My other main point when I read this paper is that I did not really have a feel in your introduction of sorts what your thesis was, and it only became clearer in the last paragraph(s). One thing which came to my head when reading it and which Fab pointed out well is this:
France has had a problem to adopt real democracy, even when it adopted a republican form of power, even when it ruled a Declaration of Human Rights (from the top and practically used against "the enemies of Liberty", whereas it was a theoretically perfect text).
Philippe Auguste, Louis XI, Louis XIV still live in a way in our political system and ideas since the French Revolution...
In a way, after 1750, France said it changed fundamentally its regime, whereas it only modified the formal way its power is organized...
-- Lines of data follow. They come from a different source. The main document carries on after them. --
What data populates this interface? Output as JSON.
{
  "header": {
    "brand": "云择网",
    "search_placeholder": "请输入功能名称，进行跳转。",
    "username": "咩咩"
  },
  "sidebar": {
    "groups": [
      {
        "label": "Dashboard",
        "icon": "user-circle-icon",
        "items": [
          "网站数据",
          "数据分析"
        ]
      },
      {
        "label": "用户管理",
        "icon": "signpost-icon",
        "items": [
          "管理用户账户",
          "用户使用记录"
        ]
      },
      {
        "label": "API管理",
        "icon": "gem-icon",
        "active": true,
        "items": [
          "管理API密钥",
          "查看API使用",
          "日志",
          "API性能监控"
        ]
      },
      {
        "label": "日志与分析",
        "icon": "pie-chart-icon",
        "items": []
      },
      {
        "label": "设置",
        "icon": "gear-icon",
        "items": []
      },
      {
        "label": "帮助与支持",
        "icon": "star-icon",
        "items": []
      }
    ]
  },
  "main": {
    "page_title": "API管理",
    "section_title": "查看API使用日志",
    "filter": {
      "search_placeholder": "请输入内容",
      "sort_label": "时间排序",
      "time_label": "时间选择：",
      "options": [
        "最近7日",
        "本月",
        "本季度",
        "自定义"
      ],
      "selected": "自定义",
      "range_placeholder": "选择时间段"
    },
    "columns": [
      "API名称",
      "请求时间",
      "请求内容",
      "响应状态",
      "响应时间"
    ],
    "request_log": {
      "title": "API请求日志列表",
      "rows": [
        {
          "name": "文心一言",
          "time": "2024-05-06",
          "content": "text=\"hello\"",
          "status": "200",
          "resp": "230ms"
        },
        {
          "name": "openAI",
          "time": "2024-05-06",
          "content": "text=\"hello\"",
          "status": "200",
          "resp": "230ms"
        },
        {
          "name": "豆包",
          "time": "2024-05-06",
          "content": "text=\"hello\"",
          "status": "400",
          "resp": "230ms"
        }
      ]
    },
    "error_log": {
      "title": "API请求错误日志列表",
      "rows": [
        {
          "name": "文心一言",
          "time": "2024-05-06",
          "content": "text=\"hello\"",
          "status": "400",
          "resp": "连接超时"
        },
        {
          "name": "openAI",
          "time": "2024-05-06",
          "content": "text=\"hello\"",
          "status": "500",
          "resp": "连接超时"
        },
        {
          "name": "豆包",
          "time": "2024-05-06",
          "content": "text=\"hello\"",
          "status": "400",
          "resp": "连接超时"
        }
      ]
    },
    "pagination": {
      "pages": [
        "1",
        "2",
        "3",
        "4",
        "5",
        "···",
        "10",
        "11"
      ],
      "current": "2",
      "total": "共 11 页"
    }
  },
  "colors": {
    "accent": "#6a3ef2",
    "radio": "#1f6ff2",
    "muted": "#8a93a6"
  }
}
There is an inherent contradiction in a country which prides itself in chopping the head of a monarch but continues to exercise deference in reference to powerful figures: nobility are still often referred to with their title (Monsieur le Comte, Monsieur le Vicomte etc), there is deep respect in conservative milieus of authority figures to the point where it is ridiculous (some people we knew were all up in arms when we referred to "Mr. Chirac" as "Jacques" or even "Chirac").